Supplementary P30 / Expenses

flibber

Registered User
Messages
12
Hi folks,

I started a new company just over a year ago for IT contracting and it took me a while to get it all sorted out. I've been paying my VAT but not a salary (nil P30 returns). Now I'd like to back date a salary from when I started but I learned recently that I could be liable for interest on payments if I file supplementary P30 returns for those previous periods. I didn't think it would be an issue but it makes sense I suppose. What sort of interest rates am I looking at here? If it's a huge amount I can just pay the corporation tax on profits and not pay myself a salary until this year which may work out cheaper.

Regarding expenses, if I have bills in the name of the landlord instead of me (e.g. broadband for home office) can I still claim these? Do I need receipts for subsistence expenses or is a travel log sufficient? And if I order computer components are these directly expensible or do they suffer depreciation like normal assets?

I want to get an accountant to look over the accounts after I have all of them in order (to the best of my knowledge) and maybe get them do my first CT1 / Annual Return / Form 11 and advise on a pension etc. but after that I would just file everything myself. Would many accountants accommodate this?
 
Hi Flibber

If you have not paid yourself a salary in these P30 periods, then I would not suggest you go back and pay yourself a monthly salary.

You have a few options:

1 - Accrue a salary to yourself in the last period of the accounts (assumed to fall in 2011 if company was set up just over a eyar ago) and pay the taxes on that. This will fall into the 2011/12 P35 and will not cause any issues. This salary does not have to be paid to you now but can be owed to you by the company via the director's loan account and can be paid to you over time when the company has money.

2 - Forget about posting it through the 1st year accounts and pay yourself a double salary in 2011 to make up for it.

With regard to the expenses, if they are legitimate business expenses that you have incurred on the company's behalf, you are entitled to file an expense claim to your company which you will be reimbursed for. This could include the broadband.

Subsistence is only paid to an employee when they are away from the place of work for a certian period of time. For more information, see revenue.ie/en/tax/it/leaflets/it54.html

Computer components, if they are of small value, would normally be expensed in the P&L and not deemed to be assets. Also, if they to be sold or sold as part of a service to a customer, they would be classified as part of cost of sales.

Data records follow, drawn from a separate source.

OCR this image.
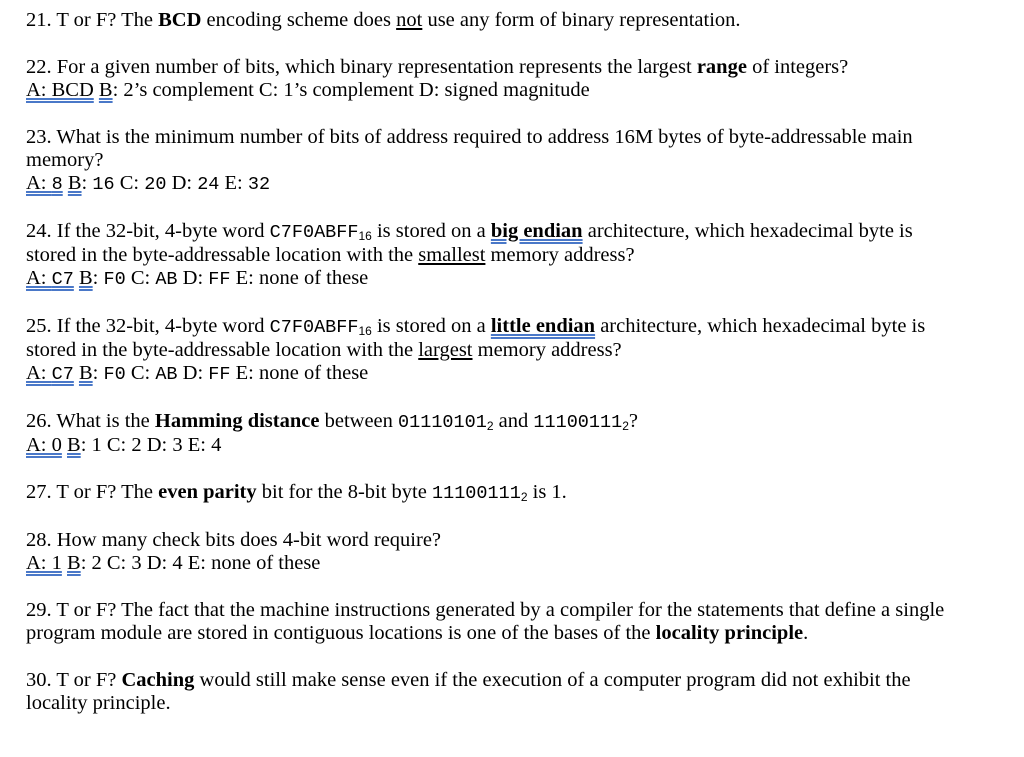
21. T or F? The BCD encoding scheme does not use any form of binary representation.

22. For a given number of bits, which binary representation represents the largest range of integers?

A: BCD B: 2’s complement C: 1’s complement D: signed magnitude

23. What is the minimum number of bits of address required to address 16M bytes of byte-addressable main

memory?

A: 8 B: 16 C: 20 D: 24 E: 32

24. If the 32-bit, 4-byte word $C7F0ABFF_{16}$ is stored on a big endian architecture, which hexadecimal byte is

stored in the byte-addressable location with the smallest memory address?

A: C7 B: F0 C: AB D: FF E: none of these

25. If the 32-bit, 4-byte word $C7F0ABFF_{16}$ is stored on a little endian architecture, which hexadecimal byte is

stored in the byte-addressable location with the largest memory address?

A: C7 B: F0 C: AB D: FF E: none of these

26. What is the Hamming distance between $01110101_2$ and $11100111_2$?

A: 0 B: 1 C: 2 D: 3 E: 4

27. T or F? The even parity bit for the 8-bit byte $11100111_2$ is 1.

28. How many check bits does 4-bit word require?

A: 1 B: 2 C: 3 D: 4 E: none of these

29. T or F? The fact that the machine instructions generated by a compiler for the statements that define a single

program module are stored in contiguous locations is one of the bases of the locality principle.

30. T or F? Caching would still make sense even if the execution of a computer program did not exhibit the

locality principle.
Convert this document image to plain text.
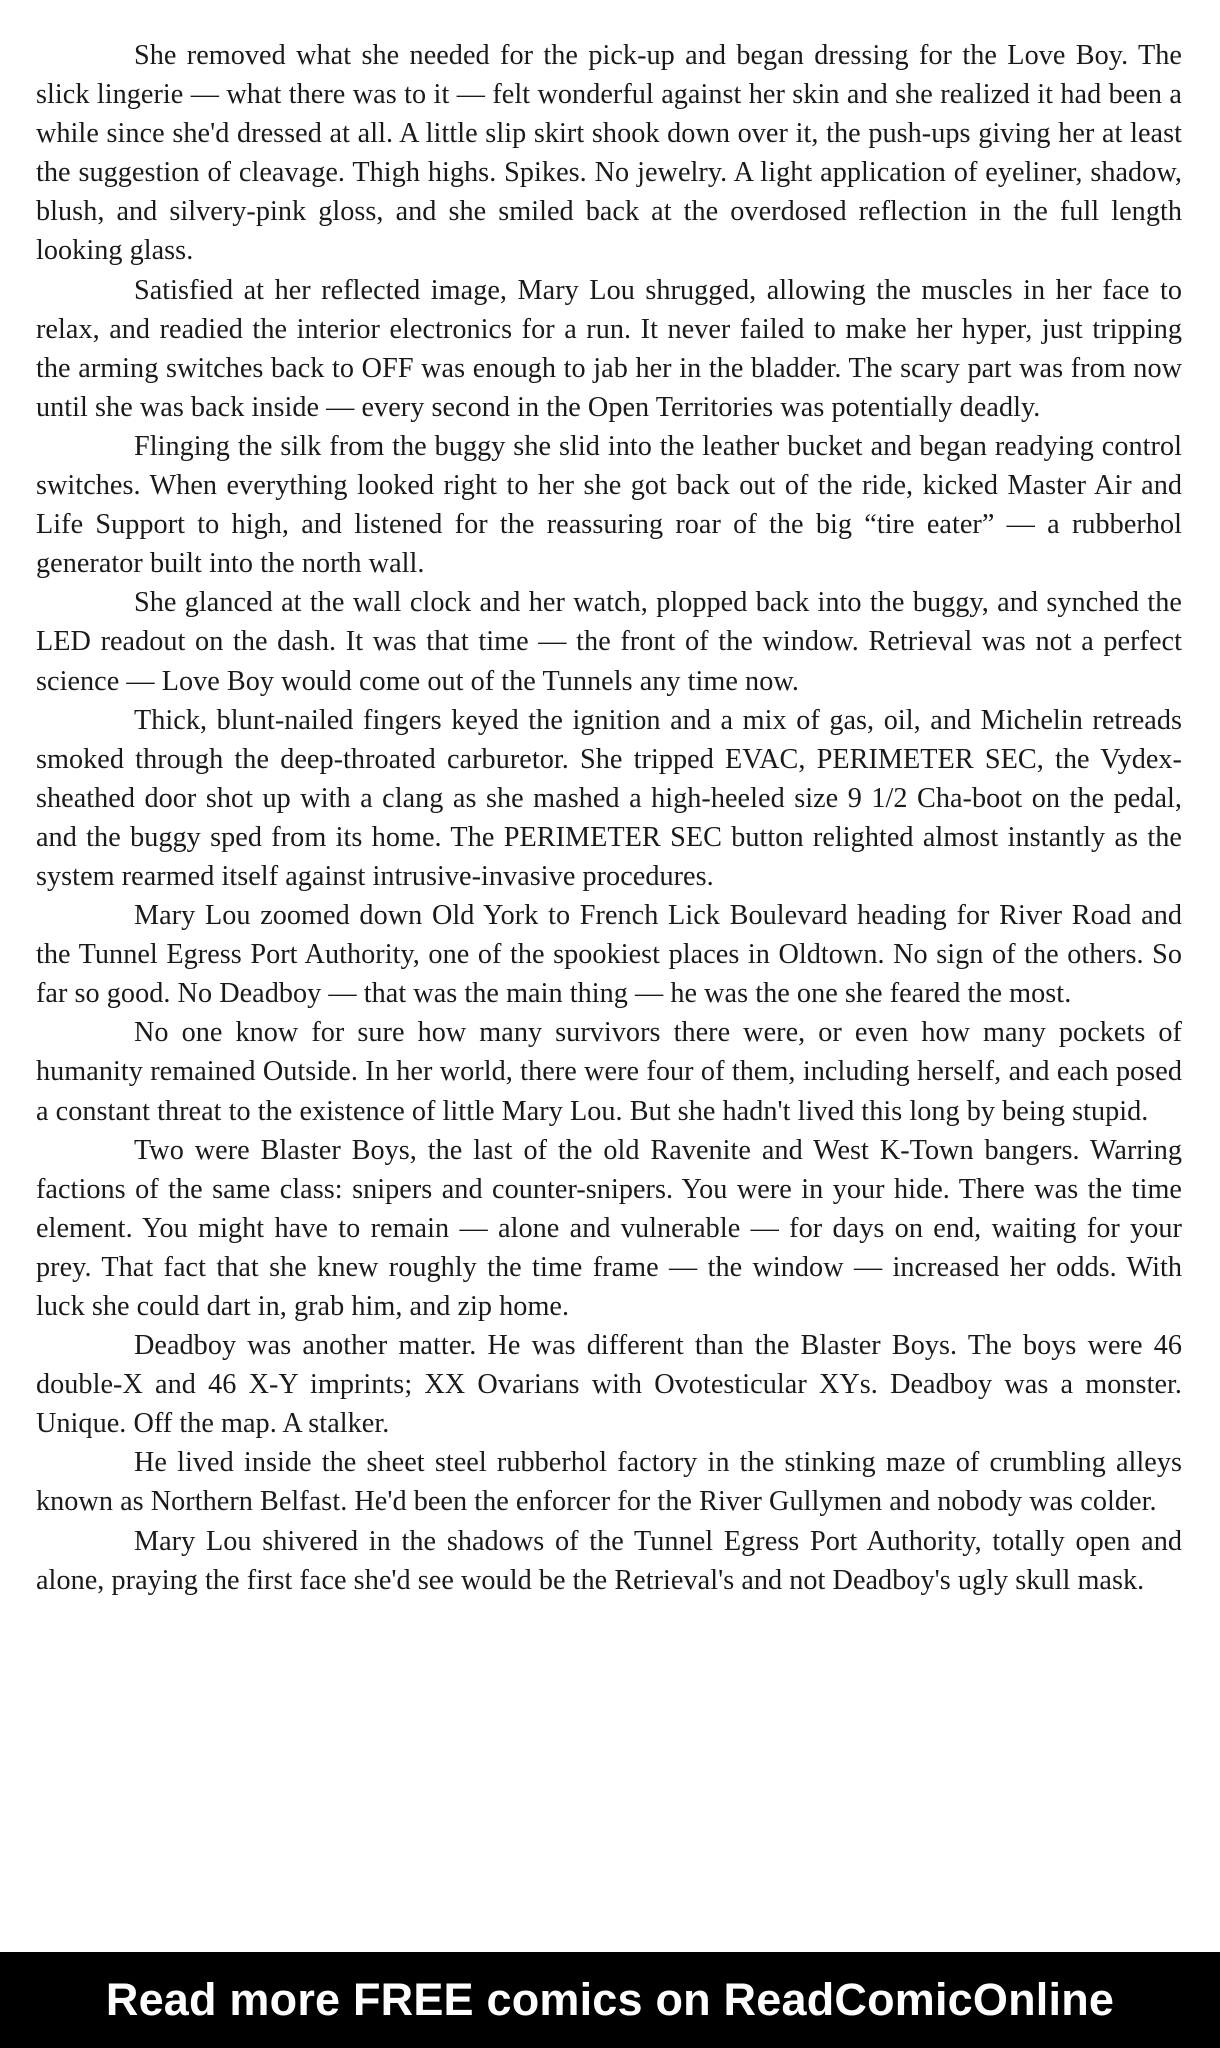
She removed what she needed for the pick-up and began dressing for the Love Boy. The slick lingerie — what there was to it — felt wonderful against her skin and she realized it had been a while since she'd dressed at all. A little slip skirt shook down over it, the push-ups giving her at least the suggestion of cleavage. Thigh highs. Spikes. No jewelry. A light application of eyeliner, shadow, blush, and silvery-pink gloss, and she smiled back at the overdosed reflection in the full length looking glass.

Satisfied at her reflected image, Mary Lou shrugged, allowing the muscles in her face to relax, and readied the interior electronics for a run. It never failed to make her hyper, just tripping the arming switches back to OFF was enough to jab her in the bladder. The scary part was from now until she was back inside — every second in the Open Territories was potentially deadly.

Flinging the silk from the buggy she slid into the leather bucket and began readying control switches. When everything looked right to her she got back out of the ride, kicked Master Air and Life Support to high, and listened for the reassuring roar of the big “tire eater” — a rubberhol generator built into the north wall.

She glanced at the wall clock and her watch, plopped back into the buggy, and synched the LED readout on the dash. It was that time — the front of the window. Retrieval was not a perfect science — Love Boy would come out of the Tunnels any time now.

Thick, blunt-nailed fingers keyed the ignition and a mix of gas, oil, and Michelin retreads smoked through the deep-throated carburetor. She tripped EVAC, PERIMETER SEC, the Vydex-sheathed door shot up with a clang as she mashed a high-heeled size 9 1/2 Cha-boot on the pedal, and the buggy sped from its home. The PERIMETER SEC button relighted almost instantly as the system rearmed itself against intrusive-invasive procedures.

Mary Lou zoomed down Old York to French Lick Boulevard heading for River Road and the Tunnel Egress Port Authority, one of the spookiest places in Oldtown. No sign of the others. So far so good. No Deadboy — that was the main thing — he was the one she feared the most.

No one know for sure how many survivors there were, or even how many pockets of humanity remained Outside. In her world, there were four of them, including herself, and each posed a constant threat to the existence of little Mary Lou. But she hadn't lived this long by being stupid.

Two were Blaster Boys, the last of the old Ravenite and West K-Town bangers. Warring factions of the same class: snipers and counter-snipers. You were in your hide. There was the time element. You might have to remain — alone and vulnerable — for days on end, waiting for your prey. That fact that she knew roughly the time frame — the window — increased her odds. With luck she could dart in, grab him, and zip home.

Deadboy was another matter. He was different than the Blaster Boys. The boys were 46 double-X and 46 X-Y imprints; XX Ovarians with Ovotesticular XYs. Deadboy was a monster. Unique. Off the map. A stalker.

He lived inside the sheet steel rubberhol factory in the stinking maze of crumbling alleys known as Northern Belfast. He'd been the enforcer for the River Gullymen and nobody was colder.

Mary Lou shivered in the shadows of the Tunnel Egress Port Authority, totally open and alone, praying the first face she'd see would be the Retrieval's and not Deadboy's ugly skull mask.

Read more FREE comics on ReadComicOnline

If you wish, I can cast an eye over your accounts and provide guidance on the corporation tax returns etc.

Regards
Eamonn
0876562528
 
Thanks Eamon.

I did actually make sales for the end of 2009 and most of 2010. If I don't pay myself a salary until 2011 does that mean I have to pay corporation tax on any income I made in these two years, since it would be mostly profit as I didn't pay myself a salary.
 
Of course you should take a salary. Maximising your bands, reducing your CT, PRSI contributions for state contributory pension, termination payments, etc.
 
Aye, I will be paying myself a salary in future, it's just that for the period of 09-10 i was making sales but paying myself no salary, so there was profit in the company. If I want to pay myself a salary for that period (e.g. file a supplementary return for say november '10 for an accrued salary) then I could be hit by late paye payment penalties. If I keep the money in the company to avoid late paye penalties and pay an accrued salary sometime in 2011 instead then I'll have a corporation tax hit on all profits i made in 09 and 10 (I think?).

I just want to know which will make the most sense to do - if there's no or very light penalties for the late paye payment then I'll just do that. If its a heavy fine then it might be better to take the corporation tax hit. I don't really have any reason to keep much profit in the company.

I was onto revenue there recently but I was told each case is dealt with individually so there's no real way of knowing without filing the P30/P35 and seeing what happens.
 
If you pay yourself such a salary in 2011 that itcreates a loss, you can set this back against the previous year's profits and reclaim CT paid for 2010. You might look at the figures and see is this possible.
 
Unfortunately my second CT1 is for Nov/Dec 2010 because I changed the dates for my first CT1 from Nov-Dev 09 to Nov 09 - Nov 10 so I don't think this will work.
 
Its acceptable to file a supplementary P35 upto June without penalties.

Are you saying that your 2nd CT1 is for a 2 month period v a 12 month period last year? Depending on the figures, you may still carry back losses.
 
yeah, it's on ROS like that anyway. i think it was done that way so my subsequent CT1s would be Dec-Dec.

If I won't get hit on penalties on the P35 then I'll just do it that way, the accounts would be a lot simpler.
 
FYI - You can change your CT1 dates by contacting your local Revenue office. They can't exceed 12 months.
 
You don't necessarily have to contact Revenue in order to change your CT1 accounting periods. Just file the return(s) for the period(s) you select.